Indeed, “V for Vendetta” producer Joel Silver says he’s eager to return with another project — if it makes financial sense.

To make sure Hollywood keeps knocking, Woebcken plans to establish private equity financing and to bring in local investors to bankroll projects 100%.

For Hollywood studios, it would mean paying a net present value discounted at a rate of 7.5%-10%.

The use of private and corporate equity in film is on the rise here due to the government’s plans to shut down tax-driven film funds as part of Chancellor Gerhard Schroeder’s sweeping tax reform plans.

Babelsberg is in talks with a number of investment firms to set up the scheme, which would potentially lower the cost of a $100 million film to $90 million.

Woebcken also is pushing for a tax incentive scheme similar to the one in Hungary — a 20% tax rebate for producers who shoot here.

Babelsberg has lost some international productions to Hungary due to that country’s tax rebate policy. Woebcken argues Germany must offer something similar, not only to lure producers to Berlin but also to strengthen the local film industry.

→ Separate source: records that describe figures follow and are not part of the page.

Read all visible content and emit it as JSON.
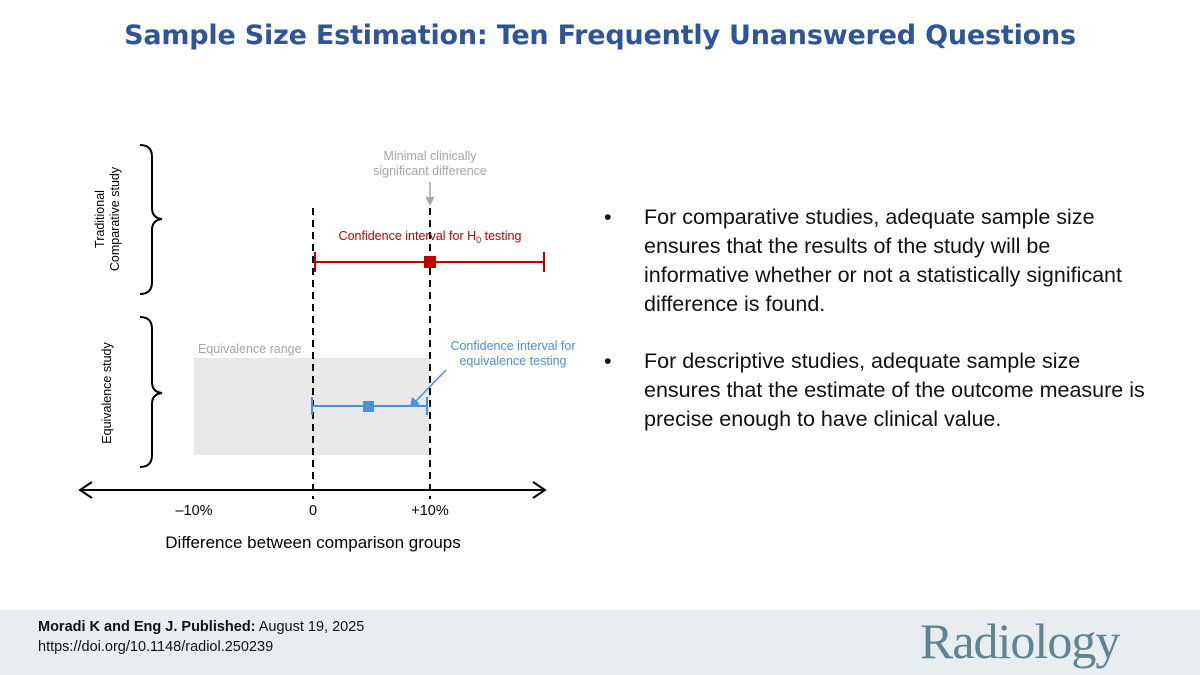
{
  "title": "Sample Size Estimation: Ten Frequently Unanswered Questions",
  "diagram": {
    "row_labels": {
      "traditional_line1": "Traditional",
      "traditional_line2": "Comparative study",
      "equivalence": "Equivalence study"
    },
    "annotations": {
      "mcsd_line1": "Minimal clinically",
      "mcsd_line2": "significant difference",
      "ci_h0_prefix": "Confidence interval for H",
      "ci_h0_sub": "0",
      "ci_h0_suffix": " testing",
      "equiv_range": "Equivalence range",
      "ci_equiv_line1": "Confidence interval for",
      "ci_equiv_line2": "equivalence testing"
    },
    "axis": {
      "ticks": [
        "–10%",
        "0",
        "+10%"
      ],
      "xlabel": "Difference between comparison groups"
    },
    "colors": {
      "h0_interval": "#c00000",
      "equivalence_interval": "#4a90d9",
      "equivalence_range_fill": "#e8e8e8",
      "annotation_gray": "#a6a6a6"
    }
  },
  "bullets": [
    "For comparative studies, adequate sample size ensures that the results of the study will be informative whether or not a statistically significant difference is found.",
    "For descriptive studies, adequate sample size ensures that the estimate of the outcome measure is precise enough to have clinical value."
  ],
  "footer": {
    "authors": "Moradi K and Eng J. Published:",
    "date": " August 19, 2025",
    "doi": "https://doi.org/10.1148/radiol.250239",
    "logo": "Radiology"
  }
}
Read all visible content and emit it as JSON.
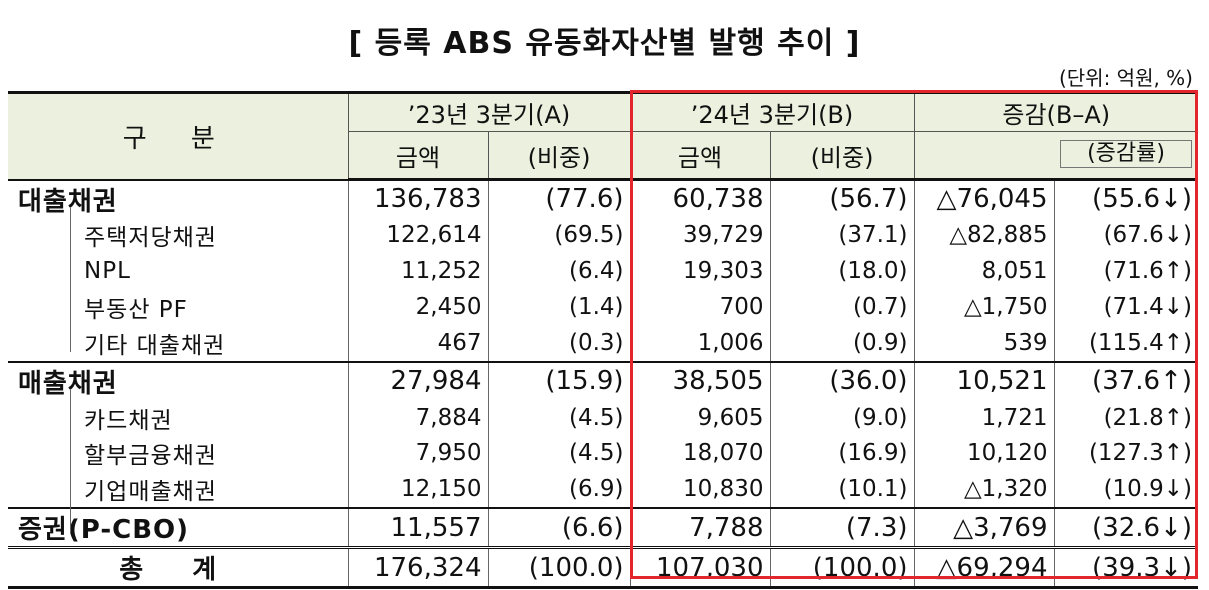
{
  "title": "[ 등록 ABS 유동화자산별 발행 추이 ]",
  "unit_note": "(단위: 억원, %)",
  "header": {
    "gubun": "구 분",
    "col_2023": "’23년 3분기(A)",
    "col_2024": "’24년 3분기(B)",
    "col_change": "증감(B–A)",
    "amount": "금액",
    "share": "(비중)",
    "change_rate": "(증감률)"
  },
  "rows": [
    {
      "label": "대출채권",
      "a_amount": "136,783",
      "a_share": "(77.6)",
      "b_amount": "60,738",
      "b_share": "(56.7)",
      "diff": "△76,045",
      "rate": "(55.6↓)"
    },
    {
      "label": "주택저당채권",
      "a_amount": "122,614",
      "a_share": "(69.5)",
      "b_amount": "39,729",
      "b_share": "(37.1)",
      "diff": "△82,885",
      "rate": "(67.6↓)"
    },
    {
      "label": "NPL",
      "a_amount": "11,252",
      "a_share": "(6.4)",
      "b_amount": "19,303",
      "b_share": "(18.0)",
      "diff": "8,051",
      "rate": "(71.6↑)"
    },
    {
      "label": "부동산 PF",
      "a_amount": "2,450",
      "a_share": "(1.4)",
      "b_amount": "700",
      "b_share": "(0.7)",
      "diff": "△1,750",
      "rate": "(71.4↓)"
    },
    {
      "label": "기타 대출채권",
      "a_amount": "467",
      "a_share": "(0.3)",
      "b_amount": "1,006",
      "b_share": "(0.9)",
      "diff": "539",
      "rate": "(115.4↑)"
    },
    {
      "label": "매출채권",
      "a_amount": "27,984",
      "a_share": "(15.9)",
      "b_amount": "38,505",
      "b_share": "(36.0)",
      "diff": "10,521",
      "rate": "(37.6↑)"
    },
    {
      "label": "카드채권",
      "a_amount": "7,884",
      "a_share": "(4.5)",
      "b_amount": "9,605",
      "b_share": "(9.0)",
      "diff": "1,721",
      "rate": "(21.8↑)"
    },
    {
      "label": "할부금융채권",
      "a_amount": "7,950",
      "a_share": "(4.5)",
      "b_amount": "18,070",
      "b_share": "(16.9)",
      "diff": "10,120",
      "rate": "(127.3↑)"
    },
    {
      "label": "기업매출채권",
      "a_amount": "12,150",
      "a_share": "(6.9)",
      "b_amount": "10,830",
      "b_share": "(10.1)",
      "diff": "△1,320",
      "rate": "(10.9↓)"
    },
    {
      "label": "증권(P-CBO)",
      "a_amount": "11,557",
      "a_share": "(6.6)",
      "b_amount": "7,788",
      "b_share": "(7.3)",
      "diff": "△3,769",
      "rate": "(32.6↓)"
    },
    {
      "label": "총 계",
      "a_amount": "176,324",
      "a_share": "(100.0)",
      "b_amount": "107,030",
      "b_share": "(100.0)",
      "diff": "△69,294",
      "rate": "(39.3↓)"
    }
  ],
  "highlight_color": "#e3262b",
  "header_bg": "#ebf1de"
}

With federal elections likely taking place in September, both Schroeder’s bill and a discussion on a tax incentive may have to wait.

In the meantime, Babelsberg can bring state subsidies and loan guarantees to the table. Working closely with the Medienboard Berlin-Brandenburg subsidy org, studio projects can count on around $600,000 per film. “Vendetta” landed $800,000 and “Black Book” nabbed $1 million.

Since taking over the studio, Woebcken and Fisser have paid off its debt and incorporated the company through a private placement, paving the way for a possible initial public offering.

They also are enlarging soundstages and soon will boast one of the biggest in the world, when the studio completes renovations of a nearby train factory measuring 7,100 square meters, considerably larger than Pinewood Shepperton’s 007 Stage.

The execs say they want to make sure Babelsberg can sustain at least two major studio productions simultaneously.